Berke is first author of “Evaluation of Networks of Plans and Vulnerability to Hazards and Climate Change: A Resilience Scorecard,” which was recently named Best Paper in Vol. 81, 2015 of the Journal of the American Planning Association. He and co-authors Galen Newman, Jaekyung Lee, Tabitha Combs, Carl Kolosna, and David Salvesen will be presented with the award and a cash prize at the Annual American Planning Association Meeting in Phoenix from April 2-5.  Dr. Salvesen, Deputy Director for the Center for Sustainable Community Design and Lecturer at the City and Regional Planning at the University of North Carolina at Chapel Hill, was also PI for the Coastal Hazards Center of Excellence along with Dr. Berke.

“My co-authors and I are honored,” Berke said. “JAPA is widely considered to be the top research outlet in the urban planning field.
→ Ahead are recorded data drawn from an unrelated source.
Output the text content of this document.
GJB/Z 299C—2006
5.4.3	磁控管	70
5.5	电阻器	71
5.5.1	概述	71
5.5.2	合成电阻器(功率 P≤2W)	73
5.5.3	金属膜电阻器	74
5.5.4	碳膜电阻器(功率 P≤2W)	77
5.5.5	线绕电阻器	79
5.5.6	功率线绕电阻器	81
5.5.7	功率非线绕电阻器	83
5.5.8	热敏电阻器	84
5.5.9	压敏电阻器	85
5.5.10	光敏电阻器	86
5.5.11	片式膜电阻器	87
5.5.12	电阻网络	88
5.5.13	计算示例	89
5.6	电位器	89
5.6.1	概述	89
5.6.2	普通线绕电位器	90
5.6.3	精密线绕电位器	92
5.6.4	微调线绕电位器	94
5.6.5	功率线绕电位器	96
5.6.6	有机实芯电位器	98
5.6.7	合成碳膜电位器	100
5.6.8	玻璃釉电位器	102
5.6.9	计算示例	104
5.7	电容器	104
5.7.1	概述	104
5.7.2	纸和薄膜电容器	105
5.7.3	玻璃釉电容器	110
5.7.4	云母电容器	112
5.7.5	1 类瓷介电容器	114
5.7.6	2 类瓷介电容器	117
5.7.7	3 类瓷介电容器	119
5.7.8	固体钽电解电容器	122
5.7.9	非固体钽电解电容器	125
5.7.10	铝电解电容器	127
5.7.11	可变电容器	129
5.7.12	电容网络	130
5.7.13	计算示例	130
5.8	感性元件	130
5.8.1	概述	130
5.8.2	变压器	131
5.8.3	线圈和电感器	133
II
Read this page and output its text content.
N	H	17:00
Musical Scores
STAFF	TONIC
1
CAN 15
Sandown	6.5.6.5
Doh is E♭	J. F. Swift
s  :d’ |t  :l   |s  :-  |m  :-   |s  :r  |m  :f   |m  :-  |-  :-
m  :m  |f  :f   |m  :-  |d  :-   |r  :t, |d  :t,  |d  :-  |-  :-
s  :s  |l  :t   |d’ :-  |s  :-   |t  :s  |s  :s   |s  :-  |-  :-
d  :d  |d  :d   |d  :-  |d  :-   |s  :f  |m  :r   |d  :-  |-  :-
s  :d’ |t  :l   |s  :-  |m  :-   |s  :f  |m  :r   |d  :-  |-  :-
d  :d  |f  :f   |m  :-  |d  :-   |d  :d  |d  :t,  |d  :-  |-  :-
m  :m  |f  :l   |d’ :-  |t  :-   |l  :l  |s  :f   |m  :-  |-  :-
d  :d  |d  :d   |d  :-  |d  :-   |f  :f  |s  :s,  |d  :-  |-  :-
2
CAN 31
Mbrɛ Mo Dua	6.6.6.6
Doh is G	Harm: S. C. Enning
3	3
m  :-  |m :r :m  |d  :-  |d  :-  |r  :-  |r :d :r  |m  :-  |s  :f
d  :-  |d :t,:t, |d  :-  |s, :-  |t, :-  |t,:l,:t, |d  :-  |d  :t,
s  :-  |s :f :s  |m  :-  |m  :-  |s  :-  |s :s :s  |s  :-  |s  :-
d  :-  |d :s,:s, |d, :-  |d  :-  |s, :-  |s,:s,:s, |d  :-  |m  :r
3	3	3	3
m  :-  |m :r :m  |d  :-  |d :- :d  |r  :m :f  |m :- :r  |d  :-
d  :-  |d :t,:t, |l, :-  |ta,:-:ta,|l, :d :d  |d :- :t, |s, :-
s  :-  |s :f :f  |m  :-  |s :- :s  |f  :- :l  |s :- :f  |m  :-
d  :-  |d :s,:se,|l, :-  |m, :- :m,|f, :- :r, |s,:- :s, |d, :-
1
“The impact of our work should be widespread, as JAPA prioritizes high-quality research that is useful to practicing planners, policymakers, scholars and the public.”

In the article, the authors argue that land use planning is key to mitigating natural hazards and the effects of climate change. But most communities adopt multiple plans that differentially address key facets of mitigating natural hazards; how well these plans are integrated and consistently address the same issues and the same geographic areas can significantly impact the future vulnerability of the community to a variety of natural disasters. The work was done as part of a project with the Coastal Hazards Center.

To help communities integrate their local plans the authors developed a resilience scorecard which first evaluates the degree to which the network of local plans in any community targets areas most prone to hazards; the scorecard then evaluated how well local plans are coordinated in their efforts to address hazards in those areas. The authors tested the resilience scorecard in Washington, N.C., a community vulnerable to coastal floods and projected sea level rise. They found that local plans are not fully consistent and do not always address the areas in a community most vulnerable to floods or sea level risks; moreover, some plans actually increase vulnerability to hazards.